My subscription to Life expired, but I still have a subscription to Mad.

Tuesday, July 9, 2013

Surfin': Hats off to ALL CAPS!

  surfin' surfin648
The U.S. Navy has decided to stop using all capital letters ("all caps," for short) in its official communications, according to this story from the Wall Street Journal. U.S. Army personnel hope that the Army will do the same.

I was very active on RTTY during the 1970s and quickly got used to the all caps communications afforded by my Teleptype Model 28 ASR.

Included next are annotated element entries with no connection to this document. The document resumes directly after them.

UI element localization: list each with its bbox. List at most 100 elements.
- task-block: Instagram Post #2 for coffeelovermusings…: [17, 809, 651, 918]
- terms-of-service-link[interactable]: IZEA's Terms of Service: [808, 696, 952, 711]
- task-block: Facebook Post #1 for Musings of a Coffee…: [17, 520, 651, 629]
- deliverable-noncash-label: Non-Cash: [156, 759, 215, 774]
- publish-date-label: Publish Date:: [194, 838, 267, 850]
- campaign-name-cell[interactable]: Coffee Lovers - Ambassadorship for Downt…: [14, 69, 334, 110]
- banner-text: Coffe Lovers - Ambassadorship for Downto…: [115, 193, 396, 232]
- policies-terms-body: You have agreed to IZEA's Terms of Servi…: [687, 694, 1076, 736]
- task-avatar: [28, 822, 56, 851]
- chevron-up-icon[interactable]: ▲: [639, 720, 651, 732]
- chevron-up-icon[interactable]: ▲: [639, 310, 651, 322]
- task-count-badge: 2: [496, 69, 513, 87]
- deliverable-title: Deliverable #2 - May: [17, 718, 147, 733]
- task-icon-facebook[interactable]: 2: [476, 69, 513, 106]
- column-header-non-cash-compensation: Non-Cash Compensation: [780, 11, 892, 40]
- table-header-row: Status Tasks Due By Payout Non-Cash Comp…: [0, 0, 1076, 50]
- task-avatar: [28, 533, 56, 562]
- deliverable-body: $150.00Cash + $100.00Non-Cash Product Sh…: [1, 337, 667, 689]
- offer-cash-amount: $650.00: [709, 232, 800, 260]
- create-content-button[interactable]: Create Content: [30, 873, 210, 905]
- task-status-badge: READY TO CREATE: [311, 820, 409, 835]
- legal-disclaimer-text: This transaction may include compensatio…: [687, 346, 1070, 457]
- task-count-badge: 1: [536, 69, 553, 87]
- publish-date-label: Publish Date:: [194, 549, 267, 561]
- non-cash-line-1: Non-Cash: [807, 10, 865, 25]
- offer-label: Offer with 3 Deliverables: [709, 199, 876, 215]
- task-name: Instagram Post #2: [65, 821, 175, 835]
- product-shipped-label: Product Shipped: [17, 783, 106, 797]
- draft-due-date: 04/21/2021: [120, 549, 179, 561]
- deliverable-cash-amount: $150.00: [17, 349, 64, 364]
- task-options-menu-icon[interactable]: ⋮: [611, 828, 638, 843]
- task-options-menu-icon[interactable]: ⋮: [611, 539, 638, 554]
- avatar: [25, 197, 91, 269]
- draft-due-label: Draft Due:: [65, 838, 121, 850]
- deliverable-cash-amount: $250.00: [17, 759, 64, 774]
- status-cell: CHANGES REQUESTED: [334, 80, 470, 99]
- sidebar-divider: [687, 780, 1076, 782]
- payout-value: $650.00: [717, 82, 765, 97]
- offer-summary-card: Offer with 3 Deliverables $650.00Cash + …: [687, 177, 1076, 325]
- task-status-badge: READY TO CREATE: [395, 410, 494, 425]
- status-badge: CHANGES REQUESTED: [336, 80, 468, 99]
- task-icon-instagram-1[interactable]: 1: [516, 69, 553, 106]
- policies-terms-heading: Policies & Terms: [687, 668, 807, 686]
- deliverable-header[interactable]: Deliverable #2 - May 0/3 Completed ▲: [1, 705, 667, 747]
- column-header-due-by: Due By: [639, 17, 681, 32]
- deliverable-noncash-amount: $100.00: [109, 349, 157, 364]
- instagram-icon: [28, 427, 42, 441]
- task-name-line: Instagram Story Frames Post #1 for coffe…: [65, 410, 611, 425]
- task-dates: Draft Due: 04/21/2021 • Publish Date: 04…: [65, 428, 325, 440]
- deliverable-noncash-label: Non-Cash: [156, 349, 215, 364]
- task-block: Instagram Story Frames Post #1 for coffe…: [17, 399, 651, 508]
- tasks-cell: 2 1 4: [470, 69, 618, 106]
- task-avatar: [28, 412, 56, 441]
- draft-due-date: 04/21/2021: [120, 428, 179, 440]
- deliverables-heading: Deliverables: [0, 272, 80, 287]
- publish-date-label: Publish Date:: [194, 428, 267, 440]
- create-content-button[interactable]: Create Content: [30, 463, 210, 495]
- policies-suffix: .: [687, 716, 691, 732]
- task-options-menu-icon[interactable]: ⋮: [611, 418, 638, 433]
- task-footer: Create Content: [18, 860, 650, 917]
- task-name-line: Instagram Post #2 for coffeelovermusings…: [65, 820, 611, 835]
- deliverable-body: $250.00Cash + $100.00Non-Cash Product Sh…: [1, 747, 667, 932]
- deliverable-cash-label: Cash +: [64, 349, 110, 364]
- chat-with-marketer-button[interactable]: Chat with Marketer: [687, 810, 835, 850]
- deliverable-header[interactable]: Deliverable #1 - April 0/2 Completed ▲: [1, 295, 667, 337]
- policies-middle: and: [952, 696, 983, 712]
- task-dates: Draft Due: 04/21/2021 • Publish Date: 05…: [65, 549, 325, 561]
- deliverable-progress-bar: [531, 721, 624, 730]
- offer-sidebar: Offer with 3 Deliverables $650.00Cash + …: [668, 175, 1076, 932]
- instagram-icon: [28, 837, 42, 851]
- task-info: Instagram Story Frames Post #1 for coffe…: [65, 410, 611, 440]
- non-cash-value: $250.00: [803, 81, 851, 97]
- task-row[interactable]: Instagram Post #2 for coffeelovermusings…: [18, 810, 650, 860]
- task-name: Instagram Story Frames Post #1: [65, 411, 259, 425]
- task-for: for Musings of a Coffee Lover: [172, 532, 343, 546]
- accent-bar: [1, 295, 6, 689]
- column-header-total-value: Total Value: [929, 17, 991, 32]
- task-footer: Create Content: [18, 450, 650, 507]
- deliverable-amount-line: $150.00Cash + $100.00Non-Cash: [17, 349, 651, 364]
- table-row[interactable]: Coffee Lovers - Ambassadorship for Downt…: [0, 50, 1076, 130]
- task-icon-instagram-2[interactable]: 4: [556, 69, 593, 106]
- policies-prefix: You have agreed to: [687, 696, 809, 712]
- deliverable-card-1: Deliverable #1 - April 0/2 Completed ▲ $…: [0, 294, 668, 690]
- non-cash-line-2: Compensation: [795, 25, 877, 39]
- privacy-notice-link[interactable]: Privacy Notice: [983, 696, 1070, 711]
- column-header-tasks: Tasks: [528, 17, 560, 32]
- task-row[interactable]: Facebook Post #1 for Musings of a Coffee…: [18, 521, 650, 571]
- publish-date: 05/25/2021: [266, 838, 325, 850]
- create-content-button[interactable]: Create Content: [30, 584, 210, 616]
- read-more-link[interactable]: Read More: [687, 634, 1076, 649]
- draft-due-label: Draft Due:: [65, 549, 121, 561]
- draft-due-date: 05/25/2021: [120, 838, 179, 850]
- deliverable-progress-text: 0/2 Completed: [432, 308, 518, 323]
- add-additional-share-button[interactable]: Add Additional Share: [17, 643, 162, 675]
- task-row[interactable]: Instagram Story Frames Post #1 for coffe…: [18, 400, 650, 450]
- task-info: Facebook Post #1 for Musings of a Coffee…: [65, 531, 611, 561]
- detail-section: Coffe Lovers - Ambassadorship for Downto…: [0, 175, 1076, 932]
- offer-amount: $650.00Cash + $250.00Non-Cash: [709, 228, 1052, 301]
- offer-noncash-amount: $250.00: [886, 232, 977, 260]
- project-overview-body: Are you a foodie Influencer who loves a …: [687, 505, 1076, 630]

What a behemoth! Getting the 28 up one flight of stairs to my bedroom ham shack in my parent's cape was a major achievement. When it was printing full speed ahead, it seemed to shake the whole house.

My first computer was a Radio Shack TRS-80 Model 1.

I vividly remember buying the TRS-80 in 1978.  I was the very first computer customer at the Radio Shack store where I purchased it. The Shack salesman could not fathom why anyone would want to buy a computer, but he was happy to sell me one. And the TRS-80 was all caps out of the box.

"In order to display lower case, one had to add an eighth memory chip. This modification became a popular third-party add-on, along with a character chip with descenders for the lowercase letters. Later models came with the hardware for lowercase character set to be displayed with descenders." (Source: Wikipedia)."

Radio Shack offered to install an upgrade kit for a nominal price and that is the route I took to unstuck all caps.

Coming full circle, I traded in my all caps Model 28 ASR for a Model 33 ASR because the 33 did ASCII and was a perfect printer for my upper and lower case enabled TRS-80.

Thank you Norman Wald, W9VQ, for passing along the Navy story.